Professor Isaiah M. Gafni of the Hebrew University of Jerusalem addresses these and other issues as he explores the ever-changing 4,000-year-old saga of Judaism, one of the world's most ancient and influential religions.
Great World Religions: Judaism is a lecture series from The Great Courses (formerly The Teaching Company.)
Great World Religions: Judaism offers a clear and often fascinating introduction to the history and character of Judaism. Professor Gafney is engaging and easy to understand. I found his occasional search for a word endearing; it certainly makes him seem very approachable. He’s not in the least intimidating. At the same time, there is no mistaking either his intelligence or his passion for his subject.
Don’t go into this lecture series expecting a deep exploration of Jewish theology. Various tenets of the faith are of course discussed, but not always in the depth I would have liked. Also, Prof. Gafney presupposes at least a passing familiarity with major figures and events of the Bible, both the Old and New Testaments (to use the Christian terms.) His discussions of later Jewish rabbis and scholars (with whom a Gentile audience will be less familiar) are a little more explanatory. However, this is very much a survey or introductory course—there’s a limit to how much can be covered in a mere six hours. It left me curious to find out more about some of the topics and people Prof. Gafney covered.

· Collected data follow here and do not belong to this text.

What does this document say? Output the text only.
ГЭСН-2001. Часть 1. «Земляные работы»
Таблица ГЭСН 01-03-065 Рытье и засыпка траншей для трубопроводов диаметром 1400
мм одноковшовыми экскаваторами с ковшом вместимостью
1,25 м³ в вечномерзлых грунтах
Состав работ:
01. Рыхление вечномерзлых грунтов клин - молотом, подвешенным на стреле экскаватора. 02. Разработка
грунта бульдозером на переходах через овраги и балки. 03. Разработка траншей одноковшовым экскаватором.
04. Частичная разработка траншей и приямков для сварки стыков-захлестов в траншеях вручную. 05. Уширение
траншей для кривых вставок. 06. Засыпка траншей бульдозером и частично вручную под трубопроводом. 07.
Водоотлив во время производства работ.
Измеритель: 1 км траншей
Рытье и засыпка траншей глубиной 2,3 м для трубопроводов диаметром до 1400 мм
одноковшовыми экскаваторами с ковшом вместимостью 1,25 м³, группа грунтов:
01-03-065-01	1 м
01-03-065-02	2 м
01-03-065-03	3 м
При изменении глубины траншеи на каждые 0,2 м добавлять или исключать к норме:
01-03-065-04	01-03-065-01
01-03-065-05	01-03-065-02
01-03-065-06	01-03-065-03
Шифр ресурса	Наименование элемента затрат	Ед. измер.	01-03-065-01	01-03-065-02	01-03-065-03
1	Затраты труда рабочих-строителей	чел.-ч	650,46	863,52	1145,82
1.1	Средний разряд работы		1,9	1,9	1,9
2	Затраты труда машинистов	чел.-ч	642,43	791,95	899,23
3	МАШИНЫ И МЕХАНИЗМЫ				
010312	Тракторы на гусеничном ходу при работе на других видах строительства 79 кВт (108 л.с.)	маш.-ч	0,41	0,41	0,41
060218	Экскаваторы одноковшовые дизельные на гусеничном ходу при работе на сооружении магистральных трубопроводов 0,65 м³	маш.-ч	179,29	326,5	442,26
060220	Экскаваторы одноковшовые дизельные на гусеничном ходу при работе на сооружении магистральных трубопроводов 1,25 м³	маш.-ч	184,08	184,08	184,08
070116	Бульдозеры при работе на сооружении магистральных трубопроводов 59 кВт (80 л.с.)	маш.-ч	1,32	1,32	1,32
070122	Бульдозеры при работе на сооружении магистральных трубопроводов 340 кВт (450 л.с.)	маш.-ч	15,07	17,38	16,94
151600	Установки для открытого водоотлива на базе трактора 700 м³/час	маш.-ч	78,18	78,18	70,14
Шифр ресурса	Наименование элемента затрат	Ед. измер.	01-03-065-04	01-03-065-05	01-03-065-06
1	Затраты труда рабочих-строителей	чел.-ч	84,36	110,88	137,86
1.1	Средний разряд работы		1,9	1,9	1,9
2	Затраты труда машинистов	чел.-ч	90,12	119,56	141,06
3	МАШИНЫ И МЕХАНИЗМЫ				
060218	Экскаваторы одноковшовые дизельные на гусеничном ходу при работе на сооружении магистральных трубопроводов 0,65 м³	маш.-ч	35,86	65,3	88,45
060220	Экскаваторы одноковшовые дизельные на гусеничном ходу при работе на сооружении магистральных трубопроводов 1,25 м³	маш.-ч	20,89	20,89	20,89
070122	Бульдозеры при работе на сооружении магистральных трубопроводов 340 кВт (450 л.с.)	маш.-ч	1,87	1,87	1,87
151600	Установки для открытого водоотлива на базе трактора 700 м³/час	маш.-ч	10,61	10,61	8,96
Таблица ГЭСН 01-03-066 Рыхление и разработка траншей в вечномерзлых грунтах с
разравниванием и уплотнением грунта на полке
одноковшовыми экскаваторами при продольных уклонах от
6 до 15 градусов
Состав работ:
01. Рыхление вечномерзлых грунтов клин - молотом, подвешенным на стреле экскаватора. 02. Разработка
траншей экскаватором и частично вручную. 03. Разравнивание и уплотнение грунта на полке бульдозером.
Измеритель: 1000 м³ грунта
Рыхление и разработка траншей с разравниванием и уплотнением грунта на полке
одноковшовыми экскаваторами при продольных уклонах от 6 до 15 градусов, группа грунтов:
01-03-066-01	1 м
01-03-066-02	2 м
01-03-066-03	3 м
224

For me, one of the most interesting facets was the whole question of “What is Judaism?” Is it a religion or an ethnicity/nationality? The answer appears to be “both”, with one or the other dominating at different points in history. This makes Judaism unique among the great world religions, which generally lack the ethnic/national dimension. It also explained things which I’ve observed over the years, which as a non-Jew I have found puzzling.
The course consists of 12 lectures, each a half-hour long. I’ve listed the titles below. I highly recommend Great World Religions: Judaism to those seeking a better understanding of the nature and history of this ancient faith.
What is Judaism?
The Stages of History
The Jewish Library
The Emergence of Rabbinic Judaism
Jewish WorshipPrayer and the Synagogue
The Calendar: A Communal Life-Cycle
God and Man; God and Community
Philosophers and Mystics
The Legal Frameworks of Judaism: Halakha
Common Judaism or a Plurality of Judaisms?